HTTP/1.1 200 OK Content-Type: application/json { "data": { "allAccounts": [ { "account_tag": "100", "name": "My first account", "type": "PREPAID", "balance": 80, "pricelist_tags": [ "pricelist2" ], "running_transactions": [] } ] } }
In this case, the transaction has been saved and it is listed with the following requests to the API:
curl "http://localhost:8000/graphql" \ -X POST \ -H "Content-Type: application/json" \ --data @- <<EOF {"query": "{Transaction( transaction_tag: \"transaction1\", account_tag: \"100\" ) { id transaction_tag account_tag source source_ip destination destination_rate { pricelist_tag carrier_tag prefix connect_fee rate rate_increment interval_start } carrier_ip authorized timestamp_auth timestamp_begin timestamp_end inbound failed duration fee } }" } EOF
Record Transaction
If you need to write the transaction directly and avoid making the two requests
startTransaction
and endTransaction
you can use the request recordTransaction
:
curl "http://localhost:8080/graphql" \ -X POST \ -H "Content-Type: application/json" \ --data @- <<EOF {"query": "mutation { recordTransaction( transaction_tag: \"transaction2\", account_tag: \"100\", source: \"sip:10.0.0.1:5060\", destination: \"39040123123\", timestamp_auth: \"2019-08-15T21:26:15Z\", timestamp_begin: \"2019-08-15T21:26:17Z\", timestamp_end: \"2019-08-15T21:26:55Z\" ) { ok } }" } EOF
The response should give us a confirmation like this:
HTTP/1.1 200 OK Content-Type: application/json { "data": { "recordTransaction": { "ok": True } } }
The transaction is now visible with the request:
curl "http://localhost:8000/graphql" \ -X POST \ -H "Content-Type: application/json" \ --data @- <<EOF {"query": "{Transaction( transaction_tag: \"transaction2\", account_tag: \"100\" ) { id transaction_tag account_tag source source_ip destination destination_rate { pricelist_tag carrier_tag prefix connect_fee rate rate_increment interval_start } carrier_ip authorized timestamp_auth timestamp_begin timestamp_end inbound failed duration fee } }" } EOF
HTTP/1.1 200 OK Content-Type: application/json { "data": { "Transaction": { "id": "0fa4a1b7-cc13-47a7-a4ae-2174e548fb19", "transaction_tag": "transaction2", "account_tag": "100", "source": "sip:10.0.0.1:5060", "destination": "39040123123", "destination_rate": { "pricelist_tag": "pricelist1", "carrier_tag": "carrier1", "prefix": "39", "connect_fee": 0, "rate": 20, "rate_increment": 60, "interval_start": 0 }, "carrier_ip": "localhost:5061", "authorized": null, "timestamp_auth": "2019-08-15T21:26:15Z", "timestamp_begin": "2019-08-15T21:26:17Z", "timestamp_end": "2020-01-15T14:26:55", "inbound": false, "failed": false, "duration": 38, "fee": 20 } }, "errors": null }
Rollback Transaction
This method allows the rollback of a particular transaction.

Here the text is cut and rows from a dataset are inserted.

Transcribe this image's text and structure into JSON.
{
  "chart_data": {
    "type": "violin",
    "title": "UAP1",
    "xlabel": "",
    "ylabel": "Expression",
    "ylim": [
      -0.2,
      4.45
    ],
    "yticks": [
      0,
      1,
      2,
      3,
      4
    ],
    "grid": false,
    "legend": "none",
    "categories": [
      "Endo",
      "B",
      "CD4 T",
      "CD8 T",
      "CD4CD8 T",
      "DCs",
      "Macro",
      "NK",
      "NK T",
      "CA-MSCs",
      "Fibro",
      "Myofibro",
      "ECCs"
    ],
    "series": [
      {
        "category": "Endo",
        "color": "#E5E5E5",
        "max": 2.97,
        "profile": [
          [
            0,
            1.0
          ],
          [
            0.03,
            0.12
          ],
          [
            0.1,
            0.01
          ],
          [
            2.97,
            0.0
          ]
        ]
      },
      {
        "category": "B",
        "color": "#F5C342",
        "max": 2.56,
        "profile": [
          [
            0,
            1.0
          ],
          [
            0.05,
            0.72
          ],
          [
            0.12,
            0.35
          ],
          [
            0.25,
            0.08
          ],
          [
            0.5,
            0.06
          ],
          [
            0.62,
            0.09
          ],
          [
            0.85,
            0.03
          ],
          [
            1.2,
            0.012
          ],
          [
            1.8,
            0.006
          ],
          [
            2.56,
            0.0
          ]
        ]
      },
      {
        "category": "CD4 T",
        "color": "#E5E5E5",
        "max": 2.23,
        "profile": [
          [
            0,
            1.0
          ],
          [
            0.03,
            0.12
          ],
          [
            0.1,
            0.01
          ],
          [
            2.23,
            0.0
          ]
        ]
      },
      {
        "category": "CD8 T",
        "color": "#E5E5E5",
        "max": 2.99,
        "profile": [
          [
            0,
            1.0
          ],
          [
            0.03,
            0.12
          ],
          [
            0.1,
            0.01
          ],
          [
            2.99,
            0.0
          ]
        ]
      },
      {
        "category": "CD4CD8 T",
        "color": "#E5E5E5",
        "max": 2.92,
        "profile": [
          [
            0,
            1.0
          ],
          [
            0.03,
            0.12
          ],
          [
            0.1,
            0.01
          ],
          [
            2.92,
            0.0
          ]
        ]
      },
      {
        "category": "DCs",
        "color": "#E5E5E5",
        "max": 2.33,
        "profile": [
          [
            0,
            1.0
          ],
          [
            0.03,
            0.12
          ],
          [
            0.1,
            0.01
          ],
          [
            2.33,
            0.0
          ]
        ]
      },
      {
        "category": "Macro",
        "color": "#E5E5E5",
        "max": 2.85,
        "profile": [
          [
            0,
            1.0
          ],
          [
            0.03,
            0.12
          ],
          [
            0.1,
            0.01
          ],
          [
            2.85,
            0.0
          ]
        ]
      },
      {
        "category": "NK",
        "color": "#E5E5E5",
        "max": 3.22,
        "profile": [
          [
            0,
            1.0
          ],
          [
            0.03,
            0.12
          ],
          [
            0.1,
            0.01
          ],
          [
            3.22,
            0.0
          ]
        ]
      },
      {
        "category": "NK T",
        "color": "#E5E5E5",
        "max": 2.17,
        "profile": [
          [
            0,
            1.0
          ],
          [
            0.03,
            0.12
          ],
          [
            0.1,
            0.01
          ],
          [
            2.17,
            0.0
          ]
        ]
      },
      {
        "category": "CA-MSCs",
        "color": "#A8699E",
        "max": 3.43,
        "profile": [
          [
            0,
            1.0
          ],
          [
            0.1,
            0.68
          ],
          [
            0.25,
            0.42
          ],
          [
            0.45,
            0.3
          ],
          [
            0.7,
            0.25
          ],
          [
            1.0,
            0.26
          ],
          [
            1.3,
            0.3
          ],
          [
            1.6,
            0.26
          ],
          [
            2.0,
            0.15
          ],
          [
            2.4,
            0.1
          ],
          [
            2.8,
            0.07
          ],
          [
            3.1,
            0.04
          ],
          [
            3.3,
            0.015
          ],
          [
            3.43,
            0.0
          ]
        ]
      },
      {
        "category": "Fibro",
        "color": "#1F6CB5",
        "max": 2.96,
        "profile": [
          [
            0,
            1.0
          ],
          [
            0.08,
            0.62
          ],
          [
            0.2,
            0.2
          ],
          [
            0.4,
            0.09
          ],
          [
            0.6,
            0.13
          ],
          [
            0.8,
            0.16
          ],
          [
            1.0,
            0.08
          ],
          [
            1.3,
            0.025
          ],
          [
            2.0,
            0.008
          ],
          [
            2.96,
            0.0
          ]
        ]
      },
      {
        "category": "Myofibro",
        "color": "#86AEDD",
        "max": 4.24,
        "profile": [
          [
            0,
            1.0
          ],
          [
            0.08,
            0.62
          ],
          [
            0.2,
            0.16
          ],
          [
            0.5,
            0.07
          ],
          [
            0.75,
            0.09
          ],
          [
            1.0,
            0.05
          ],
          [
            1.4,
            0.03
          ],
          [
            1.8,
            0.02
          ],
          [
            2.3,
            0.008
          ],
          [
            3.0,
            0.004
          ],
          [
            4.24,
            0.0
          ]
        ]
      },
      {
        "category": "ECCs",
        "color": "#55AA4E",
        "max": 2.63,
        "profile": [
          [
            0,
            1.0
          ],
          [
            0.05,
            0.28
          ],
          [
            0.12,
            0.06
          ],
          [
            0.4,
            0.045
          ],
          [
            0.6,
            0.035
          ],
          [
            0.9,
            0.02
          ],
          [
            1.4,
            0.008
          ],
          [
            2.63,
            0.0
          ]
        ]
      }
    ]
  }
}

curl "http://localhost:8080/graphql" \ -X POST \ -H "Content-Type: application/json" \ --data @- <<EOF {"query": "mutation { rollbackTransaction( transaction_tag: \"transaction2\", account_tag: \"100\" ) { ok } }" } EOF
The response should give us a confirmation like this:
HTTP/1.1 200 OK Content-Type: application/json { "data": { "rollbackTransaction": { "ok": True } } }
And if we recheck the transaction via our usual request to the API:
curl "http://localhost:8000/graphql" \ -X POST \ -H "Content-Type: application/json" \ --data @- <<EOF {"query": "{Transaction( transaction_tag: \"transaction2\", account_tag: \"100\" ) { id transaction_tag account_tag source source_ip destination destination_rate { pricelist_tag carrier_tag prefix connect_fee rate rate_increment interval_start } carrier_ip authorized timestamp_auth timestamp_begin timestamp_end inbound failed duration fee } }" } EOF
We will get this response:
HTTP/1.1 200 OK Content-Type: application/json { "data": { "Transaction": null }, "errors": null }
The transaction has been deleted via the Agent.